Les nombreuses réformes menées ces dernières années au sein de l’administration fiscale, qui pour la plupart avaient pour dénominateur commun les TIC, ont jusque-là permis à nos services de faire face aux situations de crise. Il en va de même de la crise sanitaire actuelle. Outre la télédéclaration et le télépaiement déjà opérationnels pour plusieurs procédures depuis plusieurs années, nous avons travaillé au lancement de nouveaux services en ligne accessibles aux contribuables à distance à partir de leurs bureaux ou domiciles sans effectuer le moindre déplacement physique. Il s’agit notamment de l’immatriculation fiscale, du contentieux fiscal et du remboursement des crédits de TVA qui sont tous désormais digitalisés.
Toutes ces mesures d’exonération fiscale vont causer un manque à gagner important dans les caisses de l’Etat. Comment comptez-vous redéployer pour renflouer les caisses autrement ?
La crise a nécessairement un impact sur la mobilisation des recettes dans la mesure où celles-ci sont tributaires de l’activité économique. Cet impact va donc largement au-delà du coût lié aux mesures de soutien pour intégrer les pertes de recettes correspondant à la baisse de l’activité.
Comme vous le savez, les recettes fiscales à mobiliser au cours d’une année donnée sont projetées sur la base des hypothèses.Pour l’exercice 2020, elles ont été fixées sur la base d’un taux de croissance du PIB réel de 4% et d’un déflateur du PIB de 1,4%, soit un taux de croissance du PIB nominal de 5,4%.On tablait également sur un cours de baril de pétrole de plus de 50 dollars. Au regard de ces paramètres macroéconomiques, un objectif de 2 103 milliards a été fixé à la DGI qui, comme vous le savez, est le 1er poste de mobilisation des recettes pour le budget de l’Etat.
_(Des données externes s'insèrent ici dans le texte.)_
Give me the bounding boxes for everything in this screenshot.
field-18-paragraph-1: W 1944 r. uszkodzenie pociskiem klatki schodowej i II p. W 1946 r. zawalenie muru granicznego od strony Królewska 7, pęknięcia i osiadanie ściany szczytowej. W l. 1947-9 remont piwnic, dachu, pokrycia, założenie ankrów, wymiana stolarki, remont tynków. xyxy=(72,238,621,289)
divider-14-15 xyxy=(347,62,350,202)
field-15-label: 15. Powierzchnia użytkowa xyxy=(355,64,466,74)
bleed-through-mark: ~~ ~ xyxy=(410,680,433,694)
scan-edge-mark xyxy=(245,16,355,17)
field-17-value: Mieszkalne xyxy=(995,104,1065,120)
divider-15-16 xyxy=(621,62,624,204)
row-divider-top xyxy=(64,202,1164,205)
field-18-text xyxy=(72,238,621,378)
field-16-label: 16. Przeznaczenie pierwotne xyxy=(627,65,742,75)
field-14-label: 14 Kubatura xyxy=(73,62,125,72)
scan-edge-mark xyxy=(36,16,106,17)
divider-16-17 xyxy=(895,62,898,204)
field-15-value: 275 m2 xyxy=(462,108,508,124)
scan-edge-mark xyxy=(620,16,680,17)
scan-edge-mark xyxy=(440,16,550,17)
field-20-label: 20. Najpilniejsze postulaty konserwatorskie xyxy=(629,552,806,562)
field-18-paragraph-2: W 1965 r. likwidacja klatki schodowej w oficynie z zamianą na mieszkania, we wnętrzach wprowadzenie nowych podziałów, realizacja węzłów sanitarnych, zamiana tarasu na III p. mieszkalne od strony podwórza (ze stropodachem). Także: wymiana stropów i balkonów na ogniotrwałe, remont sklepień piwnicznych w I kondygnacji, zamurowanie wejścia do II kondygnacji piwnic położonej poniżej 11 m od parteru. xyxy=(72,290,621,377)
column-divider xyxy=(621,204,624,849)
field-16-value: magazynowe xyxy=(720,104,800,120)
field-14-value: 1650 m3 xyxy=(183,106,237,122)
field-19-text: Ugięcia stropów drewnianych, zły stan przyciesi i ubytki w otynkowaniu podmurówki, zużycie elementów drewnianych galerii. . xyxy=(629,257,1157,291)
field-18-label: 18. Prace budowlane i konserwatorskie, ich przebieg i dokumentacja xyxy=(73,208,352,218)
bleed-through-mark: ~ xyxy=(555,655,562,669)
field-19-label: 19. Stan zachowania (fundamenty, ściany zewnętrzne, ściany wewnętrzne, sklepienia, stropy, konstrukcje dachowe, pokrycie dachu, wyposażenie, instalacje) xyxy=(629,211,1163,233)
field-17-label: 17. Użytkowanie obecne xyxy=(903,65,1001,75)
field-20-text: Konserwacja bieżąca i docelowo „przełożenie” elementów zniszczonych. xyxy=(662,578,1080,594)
Après un 1er trimestre au cours duquel la DGI a mobilisé au-delà des objectifs qui lui étaient assignés, avec 537 milliards mobilisés contre 463 milliards pour la même période en 2019, soit une progression de FCFA 74 milliards en valeur absolue et 16% en valeur relative, la crise sanitaire Covid-19 vient bouleverser toutes ces hypothèses : le taux de croissance devrait enregistrer une baisse importante et le baril de pétrole est en ce moment, comme vous le savez, en dessous de 30 dollars. Les prévisions de recettes devraient donc sous ce rapport connaitre des ajustements le moment venu.
Il faut cependant relever, comme je l’ai dit plus haut, que les réformes de modernisation de l’administration fiscale, menées avec l’appui constant des autorités au cours de ces dernières années, ont permis à notre système de collecte de faire preuve d’une forte capacité de résilience dans les moments de crise. Nous comptons donc sur les fondamentaux de cette résilience, à savoir le dispositif de sécurisation de nos recettes et de modernisation du recouvrement, pour préserver l’essentiel des ressources de l’Etat.